The safeguard is not a person vaguely near the loop. No, it’s expertise applied deliberately, with systems that force accountability rather than assume it. For developers, AI is strongest when it’s used for bounded tasks like generating tests or explaining unfamiliar code. In the same way, it’s weaker when asked to make broad architectural decisions or infer business rules that live in people’s heads rather than in the repository.

For managers, the worst possible metric is “percentage of code generated by AI.” That’s like measuring a newsroom by the percentage of sentences drafted by autocomplete. Who cares? The real questions are whether defects are down, delivery is faster, incidents are fewer, and customers are happier.

The 2025 DORA report on the state of AI-assisted software development gets at this more usefully: AI tends to amplify an organization’s existing strengths and weaknesses. If you have strong tests, clear ownership, disciplined review, good observability, and fast rollback, AI can make you better. If you have weak engineering hygiene, AI can make you worse faster.

In other words, AI doesn’t eliminate the need for engineering discipline. It raises the price of not having it.

Guardrails can’t be a memo

Discipline is necessary, but for an enterprise, it isn’t sufficient. You cannot make tens of thousands of engineers, analysts, marketers, lawyers, and salespeople reliably “slow down and check the work” through good intentions and a memo. At scale, keeping a human in the loop has to be enforced by architecture, not good intentions.

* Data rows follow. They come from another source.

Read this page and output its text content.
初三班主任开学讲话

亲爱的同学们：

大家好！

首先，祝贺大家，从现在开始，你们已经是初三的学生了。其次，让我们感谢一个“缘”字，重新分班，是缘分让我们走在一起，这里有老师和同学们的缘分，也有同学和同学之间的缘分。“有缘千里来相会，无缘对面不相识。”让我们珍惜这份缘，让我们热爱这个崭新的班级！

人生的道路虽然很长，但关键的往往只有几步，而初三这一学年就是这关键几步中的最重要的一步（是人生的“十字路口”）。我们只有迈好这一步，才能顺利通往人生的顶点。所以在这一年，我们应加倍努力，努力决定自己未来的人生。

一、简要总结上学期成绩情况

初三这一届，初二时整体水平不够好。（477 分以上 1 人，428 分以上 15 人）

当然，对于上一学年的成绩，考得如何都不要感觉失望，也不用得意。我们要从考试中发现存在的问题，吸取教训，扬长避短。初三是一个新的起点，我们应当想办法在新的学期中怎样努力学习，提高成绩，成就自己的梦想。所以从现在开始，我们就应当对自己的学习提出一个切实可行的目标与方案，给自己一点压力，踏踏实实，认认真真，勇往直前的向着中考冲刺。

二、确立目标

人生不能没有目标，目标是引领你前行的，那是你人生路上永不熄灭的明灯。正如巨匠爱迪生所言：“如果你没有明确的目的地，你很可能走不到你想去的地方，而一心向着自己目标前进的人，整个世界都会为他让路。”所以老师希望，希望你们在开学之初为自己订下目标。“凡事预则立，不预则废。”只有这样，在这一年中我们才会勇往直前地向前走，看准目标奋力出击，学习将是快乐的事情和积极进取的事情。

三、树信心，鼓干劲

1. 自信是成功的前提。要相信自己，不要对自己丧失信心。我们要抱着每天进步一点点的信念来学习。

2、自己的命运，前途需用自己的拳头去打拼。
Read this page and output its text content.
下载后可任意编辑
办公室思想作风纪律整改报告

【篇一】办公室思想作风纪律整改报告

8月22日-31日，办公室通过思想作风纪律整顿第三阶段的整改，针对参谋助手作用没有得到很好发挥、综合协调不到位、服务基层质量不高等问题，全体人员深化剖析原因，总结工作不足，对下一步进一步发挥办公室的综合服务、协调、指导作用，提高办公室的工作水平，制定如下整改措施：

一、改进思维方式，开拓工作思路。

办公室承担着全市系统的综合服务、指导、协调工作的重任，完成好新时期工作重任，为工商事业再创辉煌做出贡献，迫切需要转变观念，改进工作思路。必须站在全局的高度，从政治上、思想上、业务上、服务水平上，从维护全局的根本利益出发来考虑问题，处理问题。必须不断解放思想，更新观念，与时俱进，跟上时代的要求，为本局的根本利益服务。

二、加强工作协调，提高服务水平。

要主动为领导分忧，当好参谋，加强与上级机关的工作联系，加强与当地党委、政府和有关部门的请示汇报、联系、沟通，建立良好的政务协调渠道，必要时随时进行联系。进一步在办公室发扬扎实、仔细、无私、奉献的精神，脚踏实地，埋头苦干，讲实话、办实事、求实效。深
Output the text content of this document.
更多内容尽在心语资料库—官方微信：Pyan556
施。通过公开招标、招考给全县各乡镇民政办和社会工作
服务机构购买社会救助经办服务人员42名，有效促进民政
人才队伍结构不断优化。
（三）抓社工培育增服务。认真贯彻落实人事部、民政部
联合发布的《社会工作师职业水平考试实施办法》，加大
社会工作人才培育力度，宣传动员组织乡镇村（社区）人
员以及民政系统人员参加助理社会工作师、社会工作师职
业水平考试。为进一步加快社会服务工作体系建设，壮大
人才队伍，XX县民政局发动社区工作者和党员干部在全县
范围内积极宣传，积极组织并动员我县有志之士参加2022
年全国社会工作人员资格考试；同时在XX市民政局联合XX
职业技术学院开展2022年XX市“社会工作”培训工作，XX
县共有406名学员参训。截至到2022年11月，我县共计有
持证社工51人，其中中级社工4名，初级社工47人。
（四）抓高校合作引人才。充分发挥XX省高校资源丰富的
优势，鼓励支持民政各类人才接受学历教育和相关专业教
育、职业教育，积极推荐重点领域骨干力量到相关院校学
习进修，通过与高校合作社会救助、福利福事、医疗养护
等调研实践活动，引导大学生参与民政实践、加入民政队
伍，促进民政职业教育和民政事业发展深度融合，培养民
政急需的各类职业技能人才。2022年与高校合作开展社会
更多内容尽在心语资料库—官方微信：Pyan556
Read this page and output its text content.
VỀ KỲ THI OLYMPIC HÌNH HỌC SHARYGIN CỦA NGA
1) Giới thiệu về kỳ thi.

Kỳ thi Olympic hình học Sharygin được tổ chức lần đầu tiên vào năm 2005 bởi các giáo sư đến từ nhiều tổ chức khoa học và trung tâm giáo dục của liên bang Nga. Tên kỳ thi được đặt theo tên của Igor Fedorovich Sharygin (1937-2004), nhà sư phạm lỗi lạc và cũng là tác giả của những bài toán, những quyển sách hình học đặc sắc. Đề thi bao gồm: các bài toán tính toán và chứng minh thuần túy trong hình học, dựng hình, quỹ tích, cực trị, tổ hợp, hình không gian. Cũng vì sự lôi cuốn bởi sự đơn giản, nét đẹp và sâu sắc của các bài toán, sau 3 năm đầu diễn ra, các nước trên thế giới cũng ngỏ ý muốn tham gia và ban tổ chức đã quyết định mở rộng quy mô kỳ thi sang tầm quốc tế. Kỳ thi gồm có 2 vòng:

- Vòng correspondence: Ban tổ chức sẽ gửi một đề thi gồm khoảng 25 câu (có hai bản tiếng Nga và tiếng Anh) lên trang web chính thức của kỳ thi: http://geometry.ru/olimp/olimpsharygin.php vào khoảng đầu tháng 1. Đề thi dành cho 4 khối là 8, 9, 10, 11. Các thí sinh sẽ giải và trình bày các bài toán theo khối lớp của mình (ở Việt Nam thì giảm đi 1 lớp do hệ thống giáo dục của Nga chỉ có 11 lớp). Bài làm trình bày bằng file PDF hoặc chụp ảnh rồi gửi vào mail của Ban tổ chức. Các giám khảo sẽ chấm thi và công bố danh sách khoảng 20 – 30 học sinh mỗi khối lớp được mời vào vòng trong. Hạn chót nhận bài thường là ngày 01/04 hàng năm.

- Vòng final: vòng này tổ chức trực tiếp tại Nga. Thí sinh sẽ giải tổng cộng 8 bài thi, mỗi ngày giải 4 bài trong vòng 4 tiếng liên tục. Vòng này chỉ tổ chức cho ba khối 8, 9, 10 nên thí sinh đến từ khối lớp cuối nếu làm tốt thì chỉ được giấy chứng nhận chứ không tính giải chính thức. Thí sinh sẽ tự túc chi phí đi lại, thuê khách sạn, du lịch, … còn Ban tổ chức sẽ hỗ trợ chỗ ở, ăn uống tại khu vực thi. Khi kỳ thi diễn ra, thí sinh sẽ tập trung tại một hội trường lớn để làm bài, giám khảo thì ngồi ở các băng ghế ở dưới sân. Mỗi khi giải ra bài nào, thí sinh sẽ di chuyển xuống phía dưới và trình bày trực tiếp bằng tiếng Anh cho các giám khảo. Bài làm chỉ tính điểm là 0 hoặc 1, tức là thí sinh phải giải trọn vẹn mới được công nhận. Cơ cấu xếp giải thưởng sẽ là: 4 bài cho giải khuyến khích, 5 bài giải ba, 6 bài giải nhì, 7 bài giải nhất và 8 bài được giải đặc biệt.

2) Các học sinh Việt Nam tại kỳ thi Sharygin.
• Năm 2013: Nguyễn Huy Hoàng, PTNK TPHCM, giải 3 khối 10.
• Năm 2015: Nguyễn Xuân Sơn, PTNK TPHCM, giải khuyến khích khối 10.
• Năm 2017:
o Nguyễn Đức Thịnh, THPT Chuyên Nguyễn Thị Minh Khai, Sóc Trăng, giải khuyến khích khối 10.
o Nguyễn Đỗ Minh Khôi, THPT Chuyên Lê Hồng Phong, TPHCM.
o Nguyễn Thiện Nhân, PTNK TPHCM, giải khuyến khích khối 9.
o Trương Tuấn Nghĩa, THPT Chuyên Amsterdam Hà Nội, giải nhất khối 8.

In practice this means baking guardrails into the systems agents touch, like identity, data governance, and observability. This is where I’ll risk sounding like I work where I work (Oracle). The genuinely interesting shift I see across the industry, and yes, where Oracle is placing its bet, is pushing more of those controls down into the data layer itself, so agents operate against governed enterprise data rather than as clever scripts holding the keys to production.

That’s not as exciting as saying agents will write all your code but guess what? That’s good. In enterprise AI, “boring” is good.

So how much should it matter to enterprises that Google says 75% of their new code comes from AI? It may well be true, but Google also has some of the best engineers in the world reviewing that output. That’s the part of the story too many AI boosters skip but shouldn’t. Humans are the best way to make AI work.